Jean Luc Godard 0

Jean-Luc Godard, un intellettuale prestato al cinema

Oggi se n’è andato, a 91 anni, uno dei i più significativi autori cinematografici della seconda metà del Novecento: Jean-Luc Godard. Esponente di rilievo della Nouvelle Vague, il regista francese – premiato con un Leone d’Oro alla Carriera alla Mostra di Venezia del 1984 e un Oscar Onorario nel 2011 – Godard è stato punto di riferimento per i giovani cineasti degli anni Sessanta ed un’ispirazione per molti registi americani della New Hollywood. Lungo la sua carriera è stato capace di rinnovarsi costantemente insieme alla società e alle tecnologie audiovisive. Non si è mai richiuso nel cinema: Godard ha sempre affrontato la Storia e l’Attualità proponendo temi, dibattiti, riflessioni. Per questo è da considerarsi un grande intellettuale.

Il primo film "Fino All'Ultimo Respiro"

Il primo film “Fino All’Ultimo Respiro”

Da giovane critico a regista della Nouvelle Vague

Nato in una famiglia dell’alta borghesia, dopo un’adolescenza agiata ma ribelle e studi irregolari, il giovane Godard si accosta al cinema alla fine degli anni Quaranta frequentando la cineteca e i cineclub parigini con un gruppo di giovani amici (François Truffaut, Eric Rohmer, Jacques Rivette ecc.) che costituì il nucleo originario della futura Nouvelle Vague. Con essi partecipa nel 1950 alla fondazione di “La gazette du cinéma” e dall’anno successivo inizia a collaborare alla nuova rivista “Cahiers du cinéma“, proponendovi una scrittura critica fervida, attenta alle ragioni estetiche e morali del cinema. Parallelamente, Godard inizia a fare i suoi primi esperimenti di regia con film su commissione (Opération béton, 1955) o piccoli racconti ironici interpretati da amici o giovani attori (Tous les garçons s’appellent Patrick, 1957; Charlotte et son Jules, 1958). Per Godard tutto cambia nel 1960, quando realizza À Bout de Suffle (Fino All’Ultimo Respiro), il suo primo lungometraggio, con protagonisti Jean Seberg (recentemente riportata al cinema con il volto di Kristen Stewart in Seberg) e Jean Paul Belmondo. Si tratta del ritratto di un giovane delinquente, cinico e romantico insieme, “girato – come scrive Alberto Farassino in Jean-Luc GodardEnciclopedia Treccani, 2004 – in uno stile fresco e disinvolto, incurante delle regole grammaticali e degli standard tecnici cinematografici e che procede per divagazioni, trovate visive e gestuali, sentenze e citazioni pittoriche e letterarie, senza tuttavia dimenticare i miti e i modelli del cinema del passato”.
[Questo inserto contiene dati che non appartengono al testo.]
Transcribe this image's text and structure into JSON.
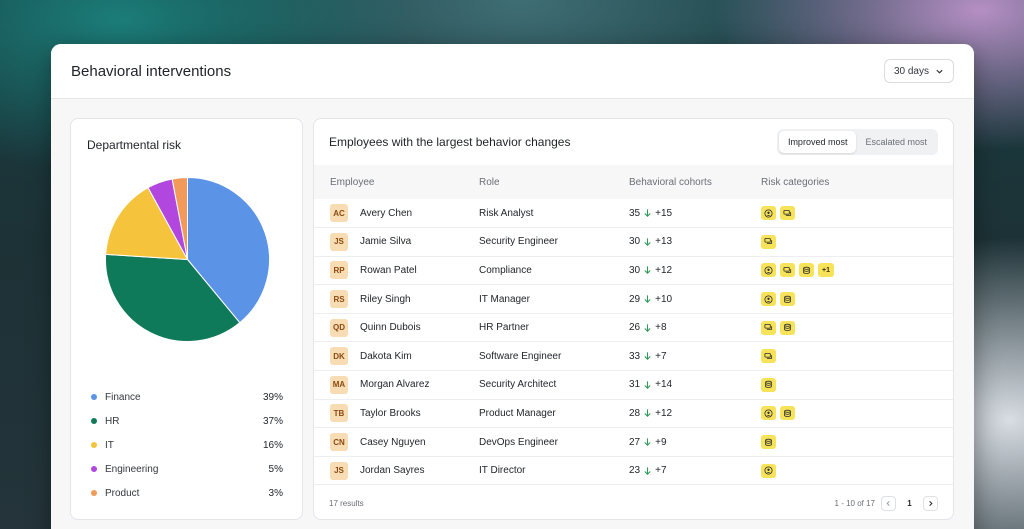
{
  "header": {
    "title": "Behavioral interventions",
    "range": "30 days"
  },
  "risk_panel": {
    "title": "Departmental risk",
    "departments": [
      {
        "name": "Finance",
        "pct_label": "39%",
        "value": 39,
        "color": "#5b93e6"
      },
      {
        "name": "HR",
        "pct_label": "37%",
        "value": 37,
        "color": "#0f7a5a"
      },
      {
        "name": "IT",
        "pct_label": "16%",
        "value": 16,
        "color": "#f6c43c"
      },
      {
        "name": "Engineering",
        "pct_label": "5%",
        "value": 5,
        "color": "#b247e0"
      },
      {
        "name": "Product",
        "pct_label": "3%",
        "value": 3,
        "color": "#f29a5a"
      }
    ]
  },
  "employees_panel": {
    "title": "Employees with the largest behavior changes",
    "tabs": [
      {
        "label": "Improved most",
        "active": true
      },
      {
        "label": "Escalated most",
        "active": false
      }
    ],
    "columns": {
      "employee": "Employee",
      "role": "Role",
      "cohorts": "Behavioral cohorts",
      "risk": "Risk categories"
    },
    "rows": [
      {
        "initials": "AC",
        "name": "Avery Chen",
        "role": "Risk Analyst",
        "cohort": "35",
        "change": "+15",
        "risks": [
          "person-icon",
          "chat-icon"
        ]
      },
      {
        "initials": "JS",
        "name": "Jamie Silva",
        "role": "Security Engineer",
        "cohort": "30",
        "change": "+13",
        "risks": [
          "chat-icon"
        ]
      },
      {
        "initials": "RP",
        "name": "Rowan Patel",
        "role": "Compliance",
        "cohort": "30",
        "change": "+12",
        "risks": [
          "person-icon",
          "chat-icon",
          "database-icon"
        ],
        "extra": "+1"
      },
      {
        "initials": "RS",
        "name": "Riley Singh",
        "role": "IT Manager",
        "cohort": "29",
        "change": "+10",
        "risks": [
          "person-icon",
          "database-icon"
        ]
      },
      {
        "initials": "QD",
        "name": "Quinn Dubois",
        "role": "HR Partner",
        "cohort": "26",
        "change": "+8",
        "risks": [
          "chat-icon",
          "database-icon"
        ]
      },
      {
        "initials": "DK",
        "name": "Dakota Kim",
        "role": "Software Engineer",
        "cohort": "33",
        "change": "+7",
        "risks": [
          "chat-icon"
        ]
      },
      {
        "initials": "MA",
        "name": "Morgan Alvarez",
        "role": "Security Architect",
        "cohort": "31",
        "change": "+14",
        "risks": [
          "database-icon"
        ]
      },
      {
        "initials": "TB",
        "name": "Taylor Brooks",
        "role": "Product Manager",
        "cohort": "28",
        "change": "+12",
        "risks": [
          "person-icon",
          "database-icon"
        ]
      },
      {
        "initials": "CN",
        "name": "Casey Nguyen",
        "role": "DevOps Engineer",
        "cohort": "27",
        "change": "+9",
        "risks": [
          "database-icon"
        ]
      },
      {
        "initials": "JS",
        "name": "Jordan Sayres",
        "role": "IT Director",
        "cohort": "23",
        "change": "+7",
        "risks": [
          "person-icon"
        ]
      }
    ],
    "footer": {
      "results": "17 results",
      "range": "1 - 10 of 17",
      "page": "1"
    }
  }
}
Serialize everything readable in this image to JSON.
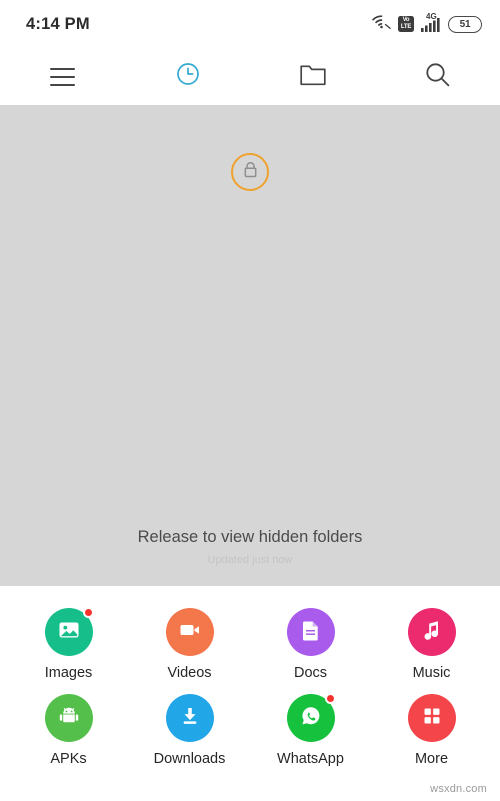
{
  "status_bar": {
    "time": "4:14 PM",
    "wifi_icon": "wifi-icon",
    "volte_line1": "Vo",
    "volte_line2": "LTE",
    "network_type": "4G",
    "signal_icon": "signal-bars-icon",
    "battery_level": "51"
  },
  "toolbar": {
    "items": [
      {
        "name": "menu-button",
        "icon": "hamburger-menu-icon",
        "active": false
      },
      {
        "name": "recent-tab",
        "icon": "clock-icon",
        "active": true
      },
      {
        "name": "folders-tab",
        "icon": "folder-icon",
        "active": false
      },
      {
        "name": "search-button",
        "icon": "search-icon",
        "active": false
      }
    ],
    "active_color": "#34a9cf",
    "inactive_color": "#454545"
  },
  "pull_panel": {
    "lock_icon": "padlock-icon",
    "lock_ring_color": "#f0a22e",
    "message": "Release to view hidden folders",
    "sub_message": "Updated just now",
    "background_color": "#d6d6d6"
  },
  "shortcuts": {
    "rows": [
      [
        {
          "label": "Images",
          "icon": "image-icon",
          "color": "#16bf8a",
          "badge": true
        },
        {
          "label": "Videos",
          "icon": "video-icon",
          "color": "#f4764b",
          "badge": false
        },
        {
          "label": "Docs",
          "icon": "document-icon",
          "color": "#a95cec",
          "badge": false
        },
        {
          "label": "Music",
          "icon": "music-note-icon",
          "color": "#ec2a6e",
          "badge": false
        }
      ],
      [
        {
          "label": "APKs",
          "icon": "android-icon",
          "color": "#54bf4a",
          "badge": false
        },
        {
          "label": "Downloads",
          "icon": "download-icon",
          "color": "#21a6e8",
          "badge": false
        },
        {
          "label": "WhatsApp",
          "icon": "whatsapp-icon",
          "color": "#16c13e",
          "badge": true
        },
        {
          "label": "More",
          "icon": "grid-icon",
          "color": "#f4464a",
          "badge": false
        }
      ]
    ]
  },
  "watermark": {
    "text": "wsxdn.com"
  }
}
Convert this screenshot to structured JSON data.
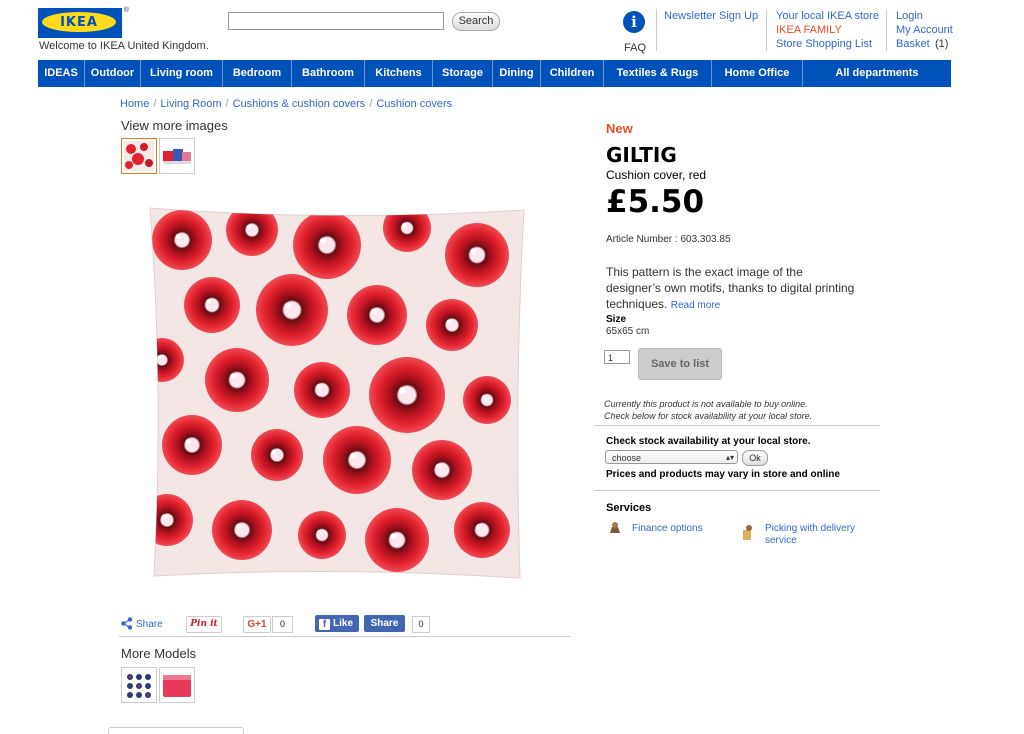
{
  "header": {
    "logo_text": "IKEA",
    "welcome": "Welcome to IKEA United Kingdom.",
    "search_button": "Search",
    "faq": "FAQ",
    "newsletter": "Newsletter Sign Up",
    "local_store": "Your local IKEA store",
    "ikea_family": "IKEA FAMILY",
    "store_shopping_list": "Store Shopping List",
    "login": "Login",
    "my_account": "My Account",
    "basket": "Basket",
    "basket_count": "(1)"
  },
  "nav": [
    {
      "label": "IDEAS"
    },
    {
      "label": "Outdoor"
    },
    {
      "label": "Living room"
    },
    {
      "label": "Bedroom"
    },
    {
      "label": "Bathroom"
    },
    {
      "label": "Kitchens"
    },
    {
      "label": "Storage"
    },
    {
      "label": "Dining"
    },
    {
      "label": "Children"
    },
    {
      "label": "Textiles & Rugs"
    },
    {
      "label": "Home Office"
    },
    {
      "label": "All departments"
    }
  ],
  "breadcrumb": [
    "Home",
    "Living Room",
    "Cushions & cushion covers",
    "Cushion covers"
  ],
  "gallery": {
    "title": "View more images"
  },
  "product": {
    "badge": "New",
    "name": "GILTIG",
    "type": "Cushion cover, red",
    "price": "£5.50",
    "article": "Article Number : 603.303.85",
    "description": "This pattern is the exact image of the designer’s own motifs, thanks to digital printing techniques.",
    "read_more": "Read more",
    "size_label": "Size",
    "size_value": "65x65 cm",
    "quantity": "1",
    "save_button": "Save to list",
    "not_available_1": "Currently this product is not available to buy online.",
    "not_available_2": "Check below for stock availability at your local store."
  },
  "stock": {
    "title": "Check stock availability at your local store.",
    "select_value": "choose",
    "ok_button": "Ok",
    "note": "Prices and products may vary in store and online"
  },
  "services": {
    "title": "Services",
    "finance": "Finance options",
    "picking_1": "Picking with delivery",
    "picking_2": "service"
  },
  "social": {
    "share": "Share",
    "pinit": "Pin it",
    "gplus": "G+1",
    "gplus_count": "0",
    "fb_like": "Like",
    "fb_share": "Share",
    "fb_count": "0"
  },
  "more_models": {
    "title": "More Models"
  },
  "colors": {
    "nav_bg": "#0051ba",
    "link": "#3366cc",
    "accent": "#e94e24",
    "logo_yellow": "#ffda1a"
  }
}
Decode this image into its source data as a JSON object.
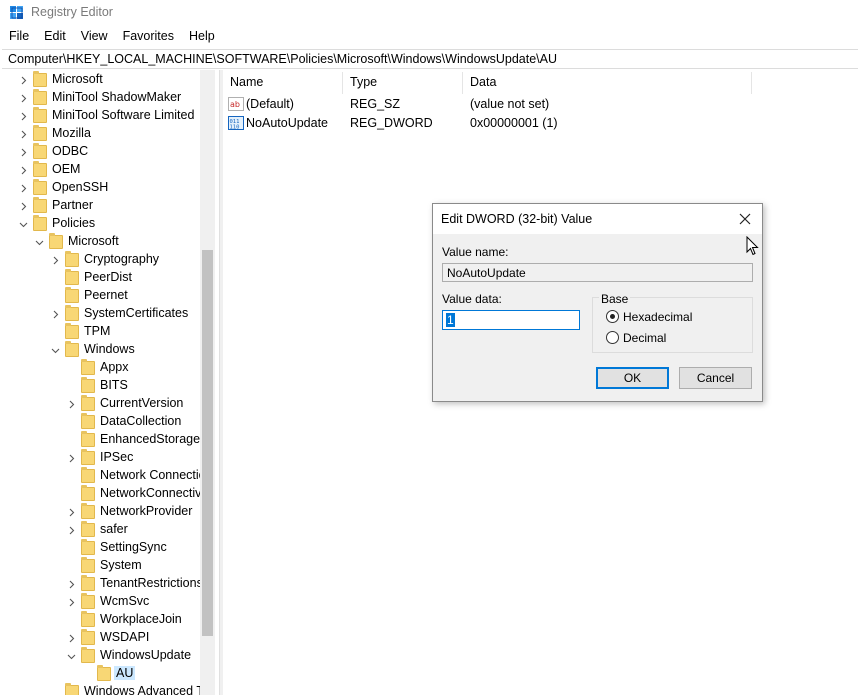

Un’attività frenetica, tanti temi, un cinema “libero”

Dopo quel film, il regista inizia un’attività frenetica, senza precedenti nella tradizione autoriale, realizzando per tutti gli anni ‘60 una media di due lungometraggi all’anno oltre a numerosi episodi per film collettivi. Il suo modo di girare, libero, è basato sulla rapidità, su sceneggiature appena abbozzate che lasciano il primato alla ripresa e alle circostanze offerte dal caso e dalla personalità degli attori. I temi erano in senso lato politico-sociali: gli echi della guerra d’Algeria (Le Petit soldat, 1960, ma uscito nel 1963 per problemi di censura), la condizione della donna e dei giovani (Vivre sa vie, 1962; Une Femme mariée, 1964; Masculin, féminin, 1966; Deux ou trois choses que je sais d’elle, 1967); ma con sconfinamenti in ogni direzione: dalla commedia brillante (Une Femme est une femme, 1961) all’apologo favolistico (Les Carabiniers, 1963, dalla pièce di B. Joppolo), dall’adattamento letterario (Le Mépris, 1963) alla variazione sui generi classici, quali la fantascienza (Alphaville, 1965, Orso d’Oro a Berlino) o il film noir (Made in U.S.A., 1967). Tutte pellicole-saggio sul disorientamento e la confusione di valori della condizione moderna, sempre sensibili però alle emozioni dei loro personaggi. La migliore sintesi? Pierrot le fou (1965), sempre con Jean-Paul Belmondo e Anna Karina (all’epoca moglie di Godard): “un – scrive Farassinoromantico, nichilista e caleidoscopico inno alla libertà e ai sentimenti intrecciato con riflessioni e digressioni che spaziano dalla politica alla pittura alla letteratura, ponendo però sempre la natura del cinema al centro della ricerca dell’autore”.

"Alphaville"

“Alphaville”

Il cinema e la politica

Nella seconda metà degli anni Sessanta i temi affrontati da Godard diventano sempre più politici. Film come Week-end (1967) e soprattutto La Chinoise (1967, vinse il Premio speciale della giuria alla Mostra del cinema di Venezia) prefigurano la rivolta studentesca del maggio 1968 che vide il regista partecipante attivo, sia filmando, sia proponendo riflessioni sul senso del cinema nella società capitalista. Ecco allora che arrivano opere fantasiosamente ribellistiche, come One plus one (1968), Vento dell’Est (1970, realizzato in Italia) e film militanti come Pravda (1969) o Lotte in Italia (1971), firmati (assieme a Jean-Henri Roger e Jean-Pierre Gorin) con il nome collettivo di Gruppo Dziga Vertov. Dopo un grave incidente stradale, Godard si isola e allontana dalle scene fino alla metà degli anni ’70. Utilizzando le nuove tecnologie elettroniche (e fondando un nuovo gruppo, chiamato Sonimage), realizza film come Numéro deux (1975) e i due lunghi programmi tv (Six fois deux1976, e France tour/détour deux enfants, nel biennio 1977-78), tutti lavori che si discostano dalla politica e si riavvicinano ai temi della famiglia, del lavoro, della vita privata.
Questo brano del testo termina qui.